La investigación también encontró que la similitud en valores, opiniones y formas de ver la vida podía estar asociada con una mayor cercanía entre una madre y determinados hijos. Además, cada hijo construye una historia diferente con sus padres, incluso cuando todos crecieron en el mismo hogar.

Por eso, dos hermanos pueden tener recuerdos y percepciones completamente distintos sobre la misma familia. Uno puede haber sentido mayor reconocimiento o aprobación, mientras que otro puede haber experimentado una relación más distante. Estas diferencias no desaparecen automáticamente cuando los hijos se convierten en adultos.

Entonces, ¿quién termina cuidando a los padres?

La cercanía emocional, sin embargo, es solamente una parte de la explicación. Cuando los padres envejecen y necesitan ayuda, también entran en juego factores concretos como la distancia geográfica, el trabajo, la disponibilidad de tiempo, el género, las responsabilidades familiares y las necesidades de los propios padres.

Por eso, un hijo puede mantener una relación muy cercana con su madre pero vivir a cientos o miles de kilómetros, mientras que otro puede tener un vínculo más conflictivo y, aun así, ser quien vive cerca y puede acompañarla a una consulta médica. La cantidad de cuidados que brinda un hijo no permite determinar por sí sola cuánto quiere a sus padres ni cuál es su relación emocional con ellos.

Freepik

Cuando el cariño y el conflicto aparecen al mismo tiempo

La psicología también estudia estas situaciones a través del concepto de ambivalencia intergeneracional: la posibilidad de sentir emociones contradictorias hacia un mismo familiar. Un hijo puede querer profundamente a su madre y, al mismo tiempo, sentirse frustrado por algunas actitudes del pasado.

Lo mismo puede ocurrir con el cuidado.

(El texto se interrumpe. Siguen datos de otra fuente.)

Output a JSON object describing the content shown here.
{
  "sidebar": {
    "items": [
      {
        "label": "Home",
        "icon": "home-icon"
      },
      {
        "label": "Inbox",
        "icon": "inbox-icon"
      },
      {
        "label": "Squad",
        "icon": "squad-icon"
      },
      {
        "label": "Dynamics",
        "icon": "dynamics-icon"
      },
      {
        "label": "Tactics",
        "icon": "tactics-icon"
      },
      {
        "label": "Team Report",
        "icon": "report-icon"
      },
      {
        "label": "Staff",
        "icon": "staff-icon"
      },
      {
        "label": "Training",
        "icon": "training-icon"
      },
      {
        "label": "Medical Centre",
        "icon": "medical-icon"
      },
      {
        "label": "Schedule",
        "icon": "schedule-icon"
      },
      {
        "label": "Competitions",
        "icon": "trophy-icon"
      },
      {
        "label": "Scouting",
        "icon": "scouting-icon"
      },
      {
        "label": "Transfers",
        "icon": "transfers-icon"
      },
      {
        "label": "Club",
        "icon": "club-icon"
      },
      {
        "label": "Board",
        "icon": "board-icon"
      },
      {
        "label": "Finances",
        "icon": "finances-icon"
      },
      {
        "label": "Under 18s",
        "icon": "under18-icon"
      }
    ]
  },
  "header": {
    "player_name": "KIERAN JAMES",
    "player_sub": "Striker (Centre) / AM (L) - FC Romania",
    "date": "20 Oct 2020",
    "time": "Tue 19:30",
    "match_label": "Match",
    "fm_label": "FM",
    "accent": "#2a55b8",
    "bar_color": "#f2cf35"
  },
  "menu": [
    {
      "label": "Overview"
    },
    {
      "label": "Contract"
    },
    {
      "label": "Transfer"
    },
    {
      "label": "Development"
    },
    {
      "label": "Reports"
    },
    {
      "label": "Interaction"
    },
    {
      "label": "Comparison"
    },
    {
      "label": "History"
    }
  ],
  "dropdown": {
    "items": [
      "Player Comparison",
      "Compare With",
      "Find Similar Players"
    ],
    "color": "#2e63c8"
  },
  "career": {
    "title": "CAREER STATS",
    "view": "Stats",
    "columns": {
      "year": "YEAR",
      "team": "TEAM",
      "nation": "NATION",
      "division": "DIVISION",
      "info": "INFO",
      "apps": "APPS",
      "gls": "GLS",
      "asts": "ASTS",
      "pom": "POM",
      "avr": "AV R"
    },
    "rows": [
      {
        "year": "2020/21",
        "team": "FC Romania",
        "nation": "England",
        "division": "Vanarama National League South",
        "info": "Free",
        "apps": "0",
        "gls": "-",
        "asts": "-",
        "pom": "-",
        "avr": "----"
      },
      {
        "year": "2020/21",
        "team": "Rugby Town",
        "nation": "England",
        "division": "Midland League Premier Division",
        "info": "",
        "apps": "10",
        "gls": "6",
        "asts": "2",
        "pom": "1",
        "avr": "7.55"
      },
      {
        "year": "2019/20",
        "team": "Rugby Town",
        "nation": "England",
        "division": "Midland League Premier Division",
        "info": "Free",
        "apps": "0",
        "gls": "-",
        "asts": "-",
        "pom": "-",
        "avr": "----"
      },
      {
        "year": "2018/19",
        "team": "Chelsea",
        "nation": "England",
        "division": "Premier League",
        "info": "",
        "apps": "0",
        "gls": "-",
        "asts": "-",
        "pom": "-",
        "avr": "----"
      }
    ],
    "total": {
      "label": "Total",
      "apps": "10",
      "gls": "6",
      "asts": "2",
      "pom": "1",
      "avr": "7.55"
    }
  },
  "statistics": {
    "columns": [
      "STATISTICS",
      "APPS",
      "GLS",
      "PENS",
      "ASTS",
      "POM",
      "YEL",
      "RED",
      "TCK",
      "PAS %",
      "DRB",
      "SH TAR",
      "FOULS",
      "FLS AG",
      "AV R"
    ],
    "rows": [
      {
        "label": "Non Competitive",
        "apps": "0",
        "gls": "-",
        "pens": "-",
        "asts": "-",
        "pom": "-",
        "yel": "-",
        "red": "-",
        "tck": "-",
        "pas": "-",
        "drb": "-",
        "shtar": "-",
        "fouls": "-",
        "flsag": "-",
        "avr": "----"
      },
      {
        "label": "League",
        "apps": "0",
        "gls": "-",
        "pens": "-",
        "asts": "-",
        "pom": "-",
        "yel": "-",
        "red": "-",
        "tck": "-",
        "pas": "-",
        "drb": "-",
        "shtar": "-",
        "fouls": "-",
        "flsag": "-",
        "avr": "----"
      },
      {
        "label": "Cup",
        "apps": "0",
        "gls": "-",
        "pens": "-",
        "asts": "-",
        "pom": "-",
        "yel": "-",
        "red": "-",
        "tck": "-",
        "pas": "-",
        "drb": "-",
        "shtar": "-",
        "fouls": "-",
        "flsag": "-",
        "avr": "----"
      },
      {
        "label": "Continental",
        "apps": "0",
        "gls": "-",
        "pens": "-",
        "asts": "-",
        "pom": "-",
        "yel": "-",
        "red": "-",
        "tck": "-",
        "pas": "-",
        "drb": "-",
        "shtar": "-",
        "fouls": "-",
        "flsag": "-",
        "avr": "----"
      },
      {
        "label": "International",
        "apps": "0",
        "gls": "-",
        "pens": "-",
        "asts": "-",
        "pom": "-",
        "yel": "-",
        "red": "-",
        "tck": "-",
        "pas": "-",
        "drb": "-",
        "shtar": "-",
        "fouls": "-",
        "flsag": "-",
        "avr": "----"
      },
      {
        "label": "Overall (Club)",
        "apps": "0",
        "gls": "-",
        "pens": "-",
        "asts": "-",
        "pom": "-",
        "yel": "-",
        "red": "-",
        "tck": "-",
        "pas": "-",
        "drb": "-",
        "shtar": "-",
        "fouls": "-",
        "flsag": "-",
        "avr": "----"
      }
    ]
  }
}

El afecto, el sentido de responsabilidad, la culpa, la reciprocidad y los conflictos familiares pueden coexistir cuando un padre o una madre empieza a necesitar ayuda. Por eso, que un hijo sea quien más se ocupa de sus padres no significa necesariamente que sea el favorito: detrás de esa decisión puede existir una historia familiar mucho más compleja.